Semua pikiran berkecamuk di benak Mawar.

"Apa anda akan memecatku?" Tanya Mawar setelah duduk di kursi single di depan sofa panjang yang di duduki ketiga lelaki tampan yang tak lain adalah seorang mafia.

Kini, posisi Mawar tak lebih dari seekor mangsa yang di incar oleh sang predator. Tinggal menunggu timing yang pas untuk di eksekusi.
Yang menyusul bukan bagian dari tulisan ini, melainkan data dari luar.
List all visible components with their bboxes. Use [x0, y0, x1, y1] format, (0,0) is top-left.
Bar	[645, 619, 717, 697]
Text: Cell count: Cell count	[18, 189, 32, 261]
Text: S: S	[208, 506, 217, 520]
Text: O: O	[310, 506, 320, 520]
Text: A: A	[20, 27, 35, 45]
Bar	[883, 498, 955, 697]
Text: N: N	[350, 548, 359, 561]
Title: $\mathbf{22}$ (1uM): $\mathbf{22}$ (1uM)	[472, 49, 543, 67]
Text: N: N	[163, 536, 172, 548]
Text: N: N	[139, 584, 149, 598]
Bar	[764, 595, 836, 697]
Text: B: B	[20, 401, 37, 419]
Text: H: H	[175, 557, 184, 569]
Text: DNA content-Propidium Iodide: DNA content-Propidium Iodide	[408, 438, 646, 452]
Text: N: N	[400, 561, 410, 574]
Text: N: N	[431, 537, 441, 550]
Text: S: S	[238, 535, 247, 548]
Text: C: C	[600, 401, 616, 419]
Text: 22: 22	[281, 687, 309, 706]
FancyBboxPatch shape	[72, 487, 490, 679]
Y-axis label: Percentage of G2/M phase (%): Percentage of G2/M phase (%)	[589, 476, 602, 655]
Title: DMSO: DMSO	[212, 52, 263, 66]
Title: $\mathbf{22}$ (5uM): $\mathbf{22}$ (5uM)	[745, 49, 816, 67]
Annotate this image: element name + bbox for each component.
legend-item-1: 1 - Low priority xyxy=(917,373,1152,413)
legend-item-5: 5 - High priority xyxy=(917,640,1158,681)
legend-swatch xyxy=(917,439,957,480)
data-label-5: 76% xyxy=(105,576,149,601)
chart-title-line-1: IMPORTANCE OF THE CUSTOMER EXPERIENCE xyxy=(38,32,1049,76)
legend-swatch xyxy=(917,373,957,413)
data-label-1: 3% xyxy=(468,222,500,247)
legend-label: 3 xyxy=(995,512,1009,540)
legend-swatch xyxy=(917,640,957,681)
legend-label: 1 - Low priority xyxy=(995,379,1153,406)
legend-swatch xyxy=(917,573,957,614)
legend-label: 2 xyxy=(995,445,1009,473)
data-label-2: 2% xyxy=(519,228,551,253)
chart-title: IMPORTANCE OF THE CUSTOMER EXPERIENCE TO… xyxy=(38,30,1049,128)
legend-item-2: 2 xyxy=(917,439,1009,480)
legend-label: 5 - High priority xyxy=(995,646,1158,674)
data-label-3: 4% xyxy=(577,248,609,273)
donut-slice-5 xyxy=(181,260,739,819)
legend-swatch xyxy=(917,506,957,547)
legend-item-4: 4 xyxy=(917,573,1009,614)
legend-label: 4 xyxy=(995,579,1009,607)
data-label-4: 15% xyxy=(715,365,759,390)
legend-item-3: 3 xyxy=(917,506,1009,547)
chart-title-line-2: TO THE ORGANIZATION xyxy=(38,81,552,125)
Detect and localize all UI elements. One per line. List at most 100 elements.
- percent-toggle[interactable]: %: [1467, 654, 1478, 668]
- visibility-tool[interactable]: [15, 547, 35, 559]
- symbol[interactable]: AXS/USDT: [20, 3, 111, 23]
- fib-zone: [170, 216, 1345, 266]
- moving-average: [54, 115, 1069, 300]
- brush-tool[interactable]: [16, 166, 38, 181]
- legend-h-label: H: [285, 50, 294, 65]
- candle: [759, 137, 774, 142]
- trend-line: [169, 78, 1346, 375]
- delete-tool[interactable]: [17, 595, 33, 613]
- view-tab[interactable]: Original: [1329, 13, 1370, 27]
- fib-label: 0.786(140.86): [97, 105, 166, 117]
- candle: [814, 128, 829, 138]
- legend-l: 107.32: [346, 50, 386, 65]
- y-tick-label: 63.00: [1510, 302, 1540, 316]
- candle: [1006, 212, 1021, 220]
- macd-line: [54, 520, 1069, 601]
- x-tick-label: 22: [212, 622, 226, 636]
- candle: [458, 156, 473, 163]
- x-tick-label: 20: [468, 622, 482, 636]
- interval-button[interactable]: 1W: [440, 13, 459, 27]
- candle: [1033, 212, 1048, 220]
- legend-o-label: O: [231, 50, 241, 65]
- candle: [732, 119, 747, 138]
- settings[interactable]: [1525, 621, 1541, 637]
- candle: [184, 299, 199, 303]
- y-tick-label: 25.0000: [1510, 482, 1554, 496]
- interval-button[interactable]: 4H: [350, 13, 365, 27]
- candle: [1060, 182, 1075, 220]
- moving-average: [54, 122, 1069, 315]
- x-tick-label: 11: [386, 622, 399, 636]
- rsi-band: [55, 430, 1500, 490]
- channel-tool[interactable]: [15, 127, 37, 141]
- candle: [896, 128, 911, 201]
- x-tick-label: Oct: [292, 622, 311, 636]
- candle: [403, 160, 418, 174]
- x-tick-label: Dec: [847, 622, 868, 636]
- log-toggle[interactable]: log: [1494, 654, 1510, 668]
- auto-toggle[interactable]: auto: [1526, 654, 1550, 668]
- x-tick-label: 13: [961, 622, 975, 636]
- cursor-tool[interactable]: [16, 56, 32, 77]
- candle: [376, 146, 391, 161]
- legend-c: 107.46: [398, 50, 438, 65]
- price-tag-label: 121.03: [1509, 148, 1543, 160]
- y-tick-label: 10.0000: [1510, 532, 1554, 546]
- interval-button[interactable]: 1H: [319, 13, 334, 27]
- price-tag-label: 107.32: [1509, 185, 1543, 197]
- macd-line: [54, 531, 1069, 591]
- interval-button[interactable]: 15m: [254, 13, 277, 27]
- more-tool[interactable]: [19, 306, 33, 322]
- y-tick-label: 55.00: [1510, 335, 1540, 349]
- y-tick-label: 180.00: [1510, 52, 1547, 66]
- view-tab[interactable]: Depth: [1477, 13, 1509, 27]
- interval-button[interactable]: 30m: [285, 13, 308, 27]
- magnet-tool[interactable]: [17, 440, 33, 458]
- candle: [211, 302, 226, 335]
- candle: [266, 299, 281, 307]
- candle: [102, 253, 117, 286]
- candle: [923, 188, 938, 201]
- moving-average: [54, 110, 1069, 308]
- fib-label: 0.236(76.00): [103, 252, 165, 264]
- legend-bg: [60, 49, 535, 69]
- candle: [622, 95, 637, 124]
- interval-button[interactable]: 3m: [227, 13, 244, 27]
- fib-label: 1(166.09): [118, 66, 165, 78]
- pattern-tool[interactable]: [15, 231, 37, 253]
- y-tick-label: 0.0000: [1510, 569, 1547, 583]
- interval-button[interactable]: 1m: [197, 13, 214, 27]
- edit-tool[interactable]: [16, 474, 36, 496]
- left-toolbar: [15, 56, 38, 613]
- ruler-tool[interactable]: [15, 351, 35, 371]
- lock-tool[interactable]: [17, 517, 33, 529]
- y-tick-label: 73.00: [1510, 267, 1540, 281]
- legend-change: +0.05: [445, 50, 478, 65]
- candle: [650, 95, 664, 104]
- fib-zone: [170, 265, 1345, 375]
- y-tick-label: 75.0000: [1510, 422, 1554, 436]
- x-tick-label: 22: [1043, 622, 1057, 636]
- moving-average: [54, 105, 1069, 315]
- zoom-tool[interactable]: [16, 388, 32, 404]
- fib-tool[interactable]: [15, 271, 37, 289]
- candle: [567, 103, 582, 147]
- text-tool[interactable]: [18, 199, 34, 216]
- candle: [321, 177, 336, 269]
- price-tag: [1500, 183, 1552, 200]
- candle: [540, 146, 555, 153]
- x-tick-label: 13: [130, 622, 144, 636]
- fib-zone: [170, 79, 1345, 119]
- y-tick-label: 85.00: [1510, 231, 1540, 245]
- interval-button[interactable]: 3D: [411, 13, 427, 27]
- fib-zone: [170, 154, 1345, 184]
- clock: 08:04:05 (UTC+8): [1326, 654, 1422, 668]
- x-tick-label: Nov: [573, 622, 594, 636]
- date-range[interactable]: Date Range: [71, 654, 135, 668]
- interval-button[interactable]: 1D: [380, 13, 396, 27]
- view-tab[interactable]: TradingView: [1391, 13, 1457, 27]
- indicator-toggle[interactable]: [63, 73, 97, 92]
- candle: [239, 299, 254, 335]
"Kenapa? Kau ingin aku pecat?" Tanya Marcel balik.

"Tidakkk." Mawar menjawab dengan cepat.

"Baiklah, jika kau tidak mau di pecat, turuti semua perintahku. Kau mengerti?"

"Baik," jawab Mawar dengan lantang. Ternyata direkturnya sangat baik meski terlihat sangat dingin. Buktinya, sang direktur memberinya kesempatan. Dan Mawar, tidak akan menyia-nyiakan kesempatan yang di berikan. Lagipula, kesempatan seperti ini tidak datang dua kali bukan.

"Yang harus kau lakukan...."

"Bekerjalah di Wijaya Grup."

"Hah?" Mawar tak mengerti, kenapa dia harus bekerja di Wijaya Grup jika nyatanya dia adalah pegawai Pratama Enterpries.